Okay, so Barre was breathing. Jem took a trembling breath of his own and rolled his brother over on his back, checking for his carotid pulse. It was thready but present. A quick sweep of his lanky torso and long arms and legs felt normal — nothing obviously broken, no bleeding. Jem peeled back one of Barre's eyelids and shuddered at the way his brother's eye rolled far in the back of his head.

"Daedalus — medical emergency, Durbin quarters."

"Medical responding," the bland voice responded.

His mother's voice overlapped the AI's, nearly as cold and dispassionate. "This is medical. What is your emergency?"

"Mom — it's Barre. I can't get him to wake up!" Jem shook uncontrollably, his momentary calm evaporated.

"Does the patient have a pulse?"

"Mom, he needs help!"

"A team is on its way. Now, can you tell me if the patient has a pulse?"

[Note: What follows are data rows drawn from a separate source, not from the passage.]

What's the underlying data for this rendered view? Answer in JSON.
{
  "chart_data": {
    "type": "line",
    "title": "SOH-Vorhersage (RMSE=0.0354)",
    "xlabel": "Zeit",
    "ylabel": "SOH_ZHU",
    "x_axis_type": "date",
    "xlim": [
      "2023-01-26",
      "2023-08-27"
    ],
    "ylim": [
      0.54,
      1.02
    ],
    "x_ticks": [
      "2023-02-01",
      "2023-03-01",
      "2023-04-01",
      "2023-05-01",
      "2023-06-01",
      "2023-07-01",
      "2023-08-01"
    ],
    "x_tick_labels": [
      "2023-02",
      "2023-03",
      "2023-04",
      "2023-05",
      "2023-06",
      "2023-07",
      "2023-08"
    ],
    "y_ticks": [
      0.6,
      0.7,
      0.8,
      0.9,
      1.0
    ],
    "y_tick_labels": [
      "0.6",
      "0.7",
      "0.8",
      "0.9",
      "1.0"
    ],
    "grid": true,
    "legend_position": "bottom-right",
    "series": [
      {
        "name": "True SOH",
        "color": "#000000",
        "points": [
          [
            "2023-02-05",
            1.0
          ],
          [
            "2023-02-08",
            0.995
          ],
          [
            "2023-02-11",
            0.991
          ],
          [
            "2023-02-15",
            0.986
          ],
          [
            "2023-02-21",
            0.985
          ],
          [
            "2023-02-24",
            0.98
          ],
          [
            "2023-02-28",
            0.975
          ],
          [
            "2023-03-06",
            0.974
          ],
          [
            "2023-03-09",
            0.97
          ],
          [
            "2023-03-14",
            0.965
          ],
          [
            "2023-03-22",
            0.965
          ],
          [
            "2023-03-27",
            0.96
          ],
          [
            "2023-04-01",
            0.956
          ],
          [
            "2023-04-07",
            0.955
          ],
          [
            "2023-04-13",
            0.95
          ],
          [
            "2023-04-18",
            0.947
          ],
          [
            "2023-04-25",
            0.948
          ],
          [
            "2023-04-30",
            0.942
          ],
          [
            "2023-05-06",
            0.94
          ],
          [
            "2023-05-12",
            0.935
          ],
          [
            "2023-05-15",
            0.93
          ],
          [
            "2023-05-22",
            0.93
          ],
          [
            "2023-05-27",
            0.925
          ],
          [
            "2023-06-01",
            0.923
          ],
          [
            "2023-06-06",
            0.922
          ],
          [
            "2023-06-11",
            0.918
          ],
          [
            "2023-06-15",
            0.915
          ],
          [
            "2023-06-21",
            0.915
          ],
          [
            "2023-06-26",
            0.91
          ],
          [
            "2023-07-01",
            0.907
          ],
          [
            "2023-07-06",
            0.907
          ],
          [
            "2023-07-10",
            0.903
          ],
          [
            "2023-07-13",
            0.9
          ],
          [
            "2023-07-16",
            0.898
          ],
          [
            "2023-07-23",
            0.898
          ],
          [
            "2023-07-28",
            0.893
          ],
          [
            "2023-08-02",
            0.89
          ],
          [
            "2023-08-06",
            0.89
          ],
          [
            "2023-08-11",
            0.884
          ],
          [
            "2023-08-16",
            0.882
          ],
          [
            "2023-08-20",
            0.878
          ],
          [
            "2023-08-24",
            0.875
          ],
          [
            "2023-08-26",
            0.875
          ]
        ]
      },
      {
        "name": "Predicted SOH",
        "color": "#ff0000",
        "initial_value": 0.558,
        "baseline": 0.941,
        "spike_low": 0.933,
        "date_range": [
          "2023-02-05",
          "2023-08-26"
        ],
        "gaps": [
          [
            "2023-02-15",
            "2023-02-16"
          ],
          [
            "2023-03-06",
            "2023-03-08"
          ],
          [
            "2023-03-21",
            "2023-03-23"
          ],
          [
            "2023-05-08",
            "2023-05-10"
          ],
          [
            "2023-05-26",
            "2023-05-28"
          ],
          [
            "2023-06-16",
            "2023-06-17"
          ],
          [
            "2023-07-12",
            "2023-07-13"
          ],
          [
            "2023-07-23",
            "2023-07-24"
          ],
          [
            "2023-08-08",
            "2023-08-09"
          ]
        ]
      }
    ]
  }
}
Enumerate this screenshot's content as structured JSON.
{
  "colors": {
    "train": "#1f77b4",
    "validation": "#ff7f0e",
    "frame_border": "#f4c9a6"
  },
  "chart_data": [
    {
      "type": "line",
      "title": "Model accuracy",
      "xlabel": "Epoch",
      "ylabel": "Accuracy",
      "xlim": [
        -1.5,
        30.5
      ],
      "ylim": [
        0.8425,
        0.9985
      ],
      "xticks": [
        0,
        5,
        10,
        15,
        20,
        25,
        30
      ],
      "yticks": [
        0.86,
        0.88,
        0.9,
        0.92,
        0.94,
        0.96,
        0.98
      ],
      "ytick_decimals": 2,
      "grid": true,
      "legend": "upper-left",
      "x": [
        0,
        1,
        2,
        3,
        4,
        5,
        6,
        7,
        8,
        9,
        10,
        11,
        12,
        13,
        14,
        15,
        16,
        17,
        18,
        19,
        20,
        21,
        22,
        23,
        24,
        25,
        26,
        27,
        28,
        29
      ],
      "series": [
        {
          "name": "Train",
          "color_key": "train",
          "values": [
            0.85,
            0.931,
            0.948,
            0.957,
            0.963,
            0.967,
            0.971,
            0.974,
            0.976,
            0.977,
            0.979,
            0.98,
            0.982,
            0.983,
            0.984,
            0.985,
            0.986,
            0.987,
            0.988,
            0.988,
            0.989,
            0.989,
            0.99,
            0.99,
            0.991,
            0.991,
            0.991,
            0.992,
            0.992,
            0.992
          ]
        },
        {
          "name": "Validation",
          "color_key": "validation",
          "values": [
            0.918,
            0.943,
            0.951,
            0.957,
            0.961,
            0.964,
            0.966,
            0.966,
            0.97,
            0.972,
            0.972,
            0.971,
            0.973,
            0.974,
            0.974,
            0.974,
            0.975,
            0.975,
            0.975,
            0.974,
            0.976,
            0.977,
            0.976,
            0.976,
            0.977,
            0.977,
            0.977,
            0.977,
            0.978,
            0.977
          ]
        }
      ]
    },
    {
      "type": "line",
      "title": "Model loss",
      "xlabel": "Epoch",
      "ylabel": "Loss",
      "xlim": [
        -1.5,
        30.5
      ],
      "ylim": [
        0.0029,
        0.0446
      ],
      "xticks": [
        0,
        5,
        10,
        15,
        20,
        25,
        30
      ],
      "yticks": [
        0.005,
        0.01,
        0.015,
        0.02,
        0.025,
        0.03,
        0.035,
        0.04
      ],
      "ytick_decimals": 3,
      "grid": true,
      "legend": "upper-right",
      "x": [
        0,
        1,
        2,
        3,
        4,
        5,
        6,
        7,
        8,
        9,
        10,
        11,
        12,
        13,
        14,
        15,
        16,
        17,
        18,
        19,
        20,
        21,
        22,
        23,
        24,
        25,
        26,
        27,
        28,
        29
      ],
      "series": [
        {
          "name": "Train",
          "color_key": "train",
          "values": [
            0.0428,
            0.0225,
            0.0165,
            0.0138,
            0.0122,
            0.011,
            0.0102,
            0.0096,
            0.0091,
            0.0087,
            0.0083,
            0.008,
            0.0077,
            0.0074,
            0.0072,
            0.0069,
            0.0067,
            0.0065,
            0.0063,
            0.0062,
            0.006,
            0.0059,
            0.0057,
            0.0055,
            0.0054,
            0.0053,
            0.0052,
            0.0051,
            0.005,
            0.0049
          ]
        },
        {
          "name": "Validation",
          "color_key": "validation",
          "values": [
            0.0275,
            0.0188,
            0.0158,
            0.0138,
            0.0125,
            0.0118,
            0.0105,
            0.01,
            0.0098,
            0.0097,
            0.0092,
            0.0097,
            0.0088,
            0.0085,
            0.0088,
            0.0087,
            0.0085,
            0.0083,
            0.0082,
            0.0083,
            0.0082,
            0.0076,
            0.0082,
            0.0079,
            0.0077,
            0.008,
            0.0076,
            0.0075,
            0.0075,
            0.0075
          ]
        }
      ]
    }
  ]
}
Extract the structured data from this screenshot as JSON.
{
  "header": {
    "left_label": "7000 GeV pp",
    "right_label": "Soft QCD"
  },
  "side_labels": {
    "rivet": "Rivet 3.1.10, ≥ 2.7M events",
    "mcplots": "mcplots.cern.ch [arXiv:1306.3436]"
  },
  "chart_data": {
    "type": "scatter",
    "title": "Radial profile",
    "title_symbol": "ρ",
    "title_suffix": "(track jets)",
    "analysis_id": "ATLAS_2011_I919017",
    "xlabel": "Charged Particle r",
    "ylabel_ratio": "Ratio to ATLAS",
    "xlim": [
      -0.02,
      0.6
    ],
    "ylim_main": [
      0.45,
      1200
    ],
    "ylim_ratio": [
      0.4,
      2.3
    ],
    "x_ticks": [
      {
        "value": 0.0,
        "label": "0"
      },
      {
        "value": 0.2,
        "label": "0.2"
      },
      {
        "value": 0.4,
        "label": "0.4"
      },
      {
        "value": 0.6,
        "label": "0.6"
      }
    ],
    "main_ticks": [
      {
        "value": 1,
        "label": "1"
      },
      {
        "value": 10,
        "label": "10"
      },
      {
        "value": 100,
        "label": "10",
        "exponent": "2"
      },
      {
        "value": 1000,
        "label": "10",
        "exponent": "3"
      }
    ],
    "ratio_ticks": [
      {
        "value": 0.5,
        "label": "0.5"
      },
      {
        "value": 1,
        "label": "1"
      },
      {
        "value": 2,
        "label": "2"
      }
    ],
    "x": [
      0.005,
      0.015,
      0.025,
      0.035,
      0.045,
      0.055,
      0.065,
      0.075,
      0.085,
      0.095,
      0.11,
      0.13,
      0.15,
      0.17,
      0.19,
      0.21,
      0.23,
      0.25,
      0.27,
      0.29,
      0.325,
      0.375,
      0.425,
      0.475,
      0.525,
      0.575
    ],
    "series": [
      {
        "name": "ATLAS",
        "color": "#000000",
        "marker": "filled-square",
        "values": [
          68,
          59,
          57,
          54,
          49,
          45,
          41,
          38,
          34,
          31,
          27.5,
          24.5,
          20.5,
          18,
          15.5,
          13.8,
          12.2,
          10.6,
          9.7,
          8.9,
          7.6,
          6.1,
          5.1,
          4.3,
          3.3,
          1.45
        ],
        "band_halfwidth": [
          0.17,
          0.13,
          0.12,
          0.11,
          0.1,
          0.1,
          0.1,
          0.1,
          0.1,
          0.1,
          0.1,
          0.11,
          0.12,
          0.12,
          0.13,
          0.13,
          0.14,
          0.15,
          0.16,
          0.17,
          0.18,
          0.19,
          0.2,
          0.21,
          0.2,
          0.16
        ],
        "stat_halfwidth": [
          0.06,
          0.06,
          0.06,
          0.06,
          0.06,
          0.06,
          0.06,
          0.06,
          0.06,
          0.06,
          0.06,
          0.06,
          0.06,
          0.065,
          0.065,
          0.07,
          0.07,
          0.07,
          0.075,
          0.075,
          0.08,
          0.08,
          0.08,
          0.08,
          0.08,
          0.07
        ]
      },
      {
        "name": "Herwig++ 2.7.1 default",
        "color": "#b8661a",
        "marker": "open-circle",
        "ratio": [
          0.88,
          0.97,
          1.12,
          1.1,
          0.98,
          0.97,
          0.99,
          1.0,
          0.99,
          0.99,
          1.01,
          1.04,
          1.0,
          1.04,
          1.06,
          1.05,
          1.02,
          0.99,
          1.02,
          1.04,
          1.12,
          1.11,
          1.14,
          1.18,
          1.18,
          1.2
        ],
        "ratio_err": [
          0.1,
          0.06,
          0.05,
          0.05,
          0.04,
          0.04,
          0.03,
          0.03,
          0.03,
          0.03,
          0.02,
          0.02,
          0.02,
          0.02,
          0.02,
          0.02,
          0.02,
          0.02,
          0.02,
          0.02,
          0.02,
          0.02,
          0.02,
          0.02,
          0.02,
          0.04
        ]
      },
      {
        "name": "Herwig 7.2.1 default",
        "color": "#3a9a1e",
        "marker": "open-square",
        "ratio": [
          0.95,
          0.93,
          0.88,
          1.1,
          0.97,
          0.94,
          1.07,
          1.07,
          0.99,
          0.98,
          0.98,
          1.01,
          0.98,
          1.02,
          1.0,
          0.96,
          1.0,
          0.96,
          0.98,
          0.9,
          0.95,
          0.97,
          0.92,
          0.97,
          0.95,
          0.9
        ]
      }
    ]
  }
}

"Yes. Barre has a pulse," Jem said, his voice tight.

"Good. Is he breathing?"

"Yes." Jem couldn't keep the fear out of his voice. Where was the response team?

"Can you tell me what happened?"

How could she be so damned calm?

"Jem?"

"I don't know. I don't know. I just got home and found him like this. He's out. Out cold. He won't wake up. I did everything I was supposed to do. Now where are the damned medics?" Where was she?

"We're here, Jem." The front door swept open and his mother pushed inside, the crash team flanking her in well-practiced choreography.

Jem slid to the floor by his brother's side as the team swarmed the limp form on the bed. Their clinical shorthand blurred by him. Portable monitors played a strange medical percussion. Barre could probably write a song around it. Jem started laughing and couldn't catch his breath.

None of the medical team paused to give him a second glance. By the time the laughter finally died in Jem's throat, they had transferred Barre over to the waiting PCU, an oxygen mask covering most of his face, monitors communicating with the field sensors plastered on his forehead, throat, and chest, intravenous lines set.

A small plastic packet lay on the floor beside him and Jem slid it under his palm as they whisked his brother away.

"Jem?"

He jerked his head up. His mother stood, staring down at him. Jem tightened his hand with its secret inside.